“Well, I shouldn’t mind. I like to be talked about; and it isn’t the first time I have given them something to talk about, either.”

“No; but it shall be the last,” said the judge, rising sternly. “I command you, now, to go no more to that cottage. If you dare to disobey me, it will be at your peril.”

“Why, where’s the harm of going, I want to know?” demanded Pet, indignantly.

“I am not in the habit of giving reasons for my conduct, Miss Lawless,” said the judge, severely; “but in this instance I will say, it is exceedingly unbecoming in a young lady to nurse a youth who is a stranger to her. No other young lady would think for a moment of such a thing.”

“Well, I ain’t a young lady,” said Pet, “no more than Ray is a stranger. And if I was a young lady, and went and shot a young man, I ought to help to nurse him well again, I should think.”

“What you think, Miss Lawless, is of very little consequence, allow me to tell you. Your duty is to do as I say, without presuming to ask questions. I have hitherto excused your wild, rude conduct, and made every allowance for your want of proper female training; but really, your conduct is getting so outrageous there is no telling where it will end. My intention is, therefore, to put a stop to it at once.”

Pet’s eyes flashed open defiance, and her face assumed a look of resolute determination; but she prudently said nothing.
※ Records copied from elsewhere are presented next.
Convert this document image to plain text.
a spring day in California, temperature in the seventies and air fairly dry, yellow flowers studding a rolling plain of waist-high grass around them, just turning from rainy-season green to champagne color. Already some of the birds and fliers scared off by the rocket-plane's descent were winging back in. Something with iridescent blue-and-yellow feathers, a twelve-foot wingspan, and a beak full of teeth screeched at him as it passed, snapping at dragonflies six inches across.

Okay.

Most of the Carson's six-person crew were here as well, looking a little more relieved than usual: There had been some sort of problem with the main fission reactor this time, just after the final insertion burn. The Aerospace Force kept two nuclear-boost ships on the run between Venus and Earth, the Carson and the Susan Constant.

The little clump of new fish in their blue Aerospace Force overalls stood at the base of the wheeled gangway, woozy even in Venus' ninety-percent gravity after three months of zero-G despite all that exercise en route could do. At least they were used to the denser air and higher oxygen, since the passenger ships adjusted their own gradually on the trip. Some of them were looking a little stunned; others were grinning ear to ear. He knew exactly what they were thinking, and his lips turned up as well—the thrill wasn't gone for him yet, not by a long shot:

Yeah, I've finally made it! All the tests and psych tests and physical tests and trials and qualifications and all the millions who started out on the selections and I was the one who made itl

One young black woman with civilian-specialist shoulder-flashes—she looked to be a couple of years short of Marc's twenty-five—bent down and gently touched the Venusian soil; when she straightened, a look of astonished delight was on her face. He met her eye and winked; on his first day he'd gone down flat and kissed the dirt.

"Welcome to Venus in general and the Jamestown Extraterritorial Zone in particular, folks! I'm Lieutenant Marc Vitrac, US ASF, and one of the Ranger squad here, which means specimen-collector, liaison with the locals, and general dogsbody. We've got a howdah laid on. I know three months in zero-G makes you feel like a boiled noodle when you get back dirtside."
“I have resolved, therefore, Miss Lawless,” said the judge, re-seating himself, with a look of haughty inflexibility quite overpowering; “to send you immediately to school. I wrote some time ago to a lady who keeps a private boarding-school for young girls, and she has promised to take charge of you at any time. It is an exceedingly strict establishment, and the severe discipline there maintained will have the good effect, I hope, of taming down your glaring improprieties. As I feel that keeping you here any longer is like holding a keg of gunpowder over a blazing furnace, I intend setting out with you this very afternoon. You need dresses and various other things, I know, which I am not altogether qualified to procure; I will, therefore, leave a sum of money in the hands of Mrs. Moodie, sufficient to purchase you a complete outfit, and such other things as you may want. It is useless for you to remonstrate, Miss Lawless,” said the judge, with a wave of his jeweled hand; “for nothing you can say will move me from my purpose. I anticipated violent opposition on your part, and I am quite prepared for it. Go, I have said, this afternoon, and go you shall. If you attempt to oppose my will, you shall receive the severe punishment you have already merited.”

The judge stroked his dark, glossy mustache, and looked threateningly at Pet; but to his surprise that eccentric young lady offered not the slightest opposition. When she first heard his intention of sending her away to school, she had started violently, and her color came and went rapidly; but as he went on, her eyes dropped, and an inexplicable smile flickered around her red lips. Now she stood before him, with demurely cast down eyes—the very personification of meekness and docility; had he only seen the insufferable light of mischief blazing under their long, drooping, black lashes, resting on the thin crimson cheeks, what a different tale he would have read!

“Very well, sir,” said Pet, meekly; “I suppose I can’t help it, and have got to put up with it. I don’t know as I should mind going to school, either, for a change. Mayn’t I call and see Erminie before I go, papa?”